1. In a large saucepan place the lamb shanks and onions, put lots of water almost to the top, leaving enough so that water does not spill over.
2. Bring to the boil, turn heat down to a simmer and cook for one hour, regularly skimming the white residue (fat) left over by the cooking process.
3. Add the chicken wings and cook for another half hour continuing to skim the fat.
4. Take off the heat, strain the stock in another large saucepan, which you will to make the magiritsa in.
5. Put meat aside for now until cool enough to handle.
6. To the meat stock add the carrots, celery, parsley, and dill and cook on medium heat.

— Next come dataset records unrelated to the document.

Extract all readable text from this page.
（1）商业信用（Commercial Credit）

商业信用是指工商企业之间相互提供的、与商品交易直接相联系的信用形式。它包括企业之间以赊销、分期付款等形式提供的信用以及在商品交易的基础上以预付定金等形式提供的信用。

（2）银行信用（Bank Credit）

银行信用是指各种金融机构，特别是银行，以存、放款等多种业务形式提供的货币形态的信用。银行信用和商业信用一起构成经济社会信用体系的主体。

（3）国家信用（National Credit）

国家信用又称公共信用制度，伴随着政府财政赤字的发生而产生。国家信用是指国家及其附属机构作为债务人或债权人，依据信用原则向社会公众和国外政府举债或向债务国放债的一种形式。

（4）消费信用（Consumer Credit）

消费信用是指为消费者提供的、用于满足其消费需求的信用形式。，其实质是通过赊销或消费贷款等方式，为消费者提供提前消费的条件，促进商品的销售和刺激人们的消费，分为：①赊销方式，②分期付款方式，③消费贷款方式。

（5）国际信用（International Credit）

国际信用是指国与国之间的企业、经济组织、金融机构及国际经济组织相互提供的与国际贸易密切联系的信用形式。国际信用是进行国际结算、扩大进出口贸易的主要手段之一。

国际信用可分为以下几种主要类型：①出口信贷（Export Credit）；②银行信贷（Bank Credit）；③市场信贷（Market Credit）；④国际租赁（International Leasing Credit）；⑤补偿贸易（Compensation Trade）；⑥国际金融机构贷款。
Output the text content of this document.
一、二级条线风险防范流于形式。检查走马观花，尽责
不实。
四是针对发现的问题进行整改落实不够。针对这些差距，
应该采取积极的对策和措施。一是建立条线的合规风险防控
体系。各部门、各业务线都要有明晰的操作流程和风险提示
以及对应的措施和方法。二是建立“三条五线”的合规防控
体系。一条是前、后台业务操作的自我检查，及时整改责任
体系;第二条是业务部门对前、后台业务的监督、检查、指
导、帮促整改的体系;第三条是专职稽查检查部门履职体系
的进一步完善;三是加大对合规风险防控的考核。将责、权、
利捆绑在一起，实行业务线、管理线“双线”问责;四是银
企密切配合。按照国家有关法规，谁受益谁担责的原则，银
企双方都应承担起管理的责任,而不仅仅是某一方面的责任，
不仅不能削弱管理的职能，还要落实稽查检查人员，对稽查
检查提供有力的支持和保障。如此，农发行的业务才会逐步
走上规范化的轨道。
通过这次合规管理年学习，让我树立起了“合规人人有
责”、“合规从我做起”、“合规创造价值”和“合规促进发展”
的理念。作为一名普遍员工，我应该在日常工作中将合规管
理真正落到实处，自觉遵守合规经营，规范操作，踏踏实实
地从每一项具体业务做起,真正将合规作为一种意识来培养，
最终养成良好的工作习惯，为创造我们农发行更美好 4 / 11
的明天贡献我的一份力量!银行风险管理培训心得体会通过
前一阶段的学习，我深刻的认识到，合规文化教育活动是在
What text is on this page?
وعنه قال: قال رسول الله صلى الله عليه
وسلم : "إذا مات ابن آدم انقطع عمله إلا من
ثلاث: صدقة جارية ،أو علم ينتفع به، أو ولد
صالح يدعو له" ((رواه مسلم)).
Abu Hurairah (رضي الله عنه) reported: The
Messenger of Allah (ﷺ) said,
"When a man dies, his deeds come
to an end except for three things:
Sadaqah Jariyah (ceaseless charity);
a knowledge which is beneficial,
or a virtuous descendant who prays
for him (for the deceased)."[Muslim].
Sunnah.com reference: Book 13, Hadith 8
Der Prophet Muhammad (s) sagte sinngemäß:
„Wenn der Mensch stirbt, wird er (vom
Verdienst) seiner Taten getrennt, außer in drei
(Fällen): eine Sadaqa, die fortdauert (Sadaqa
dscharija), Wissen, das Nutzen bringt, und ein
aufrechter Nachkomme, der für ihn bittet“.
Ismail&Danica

7. While the vegetables are cooking, take the cooled shanks and chicken wings and strip all the meat off, discarding all bones and skins and cutting into very small pieces.
8. Add the cleaned meat into the stock with the vegetables, add salt and pepper to taste and cook for another 20 minutes.
Ingredients for avgolemono:
Note: This is a large amount of soup therefore the avgolemono will be accordingly
4 eggs, separated
4 lemons, squeezed and the pips taken out

Method:

Note: It is important that the directions for the avgolemono are followed strictly otherwise the egg may curdle or you could end up having scrambled egg floating on your soup
1. Beat the egg whites till they form peaks.
2. Add the egg yolks and beat till blended well.
3. Add the lemon juice gradually while beating.
4. While the soup is till simmering take small amounts of very hot soup and add to the egg mixture gradually while beating all the time, do this unitl the bowl is full. This heats the egg mixture slowly before pouring into the soup.
5. Add the egg mixture into the soup, stirring constantly while it’s simmering for at least 5-8 minutes until the avgolemono sauce becomes one with the soup.
6. Serve with a dash of freshly diced spring onions sprinkled on top.
Note: If this done carefully the soup can be reheated the next day safely and without scrambling the eggs.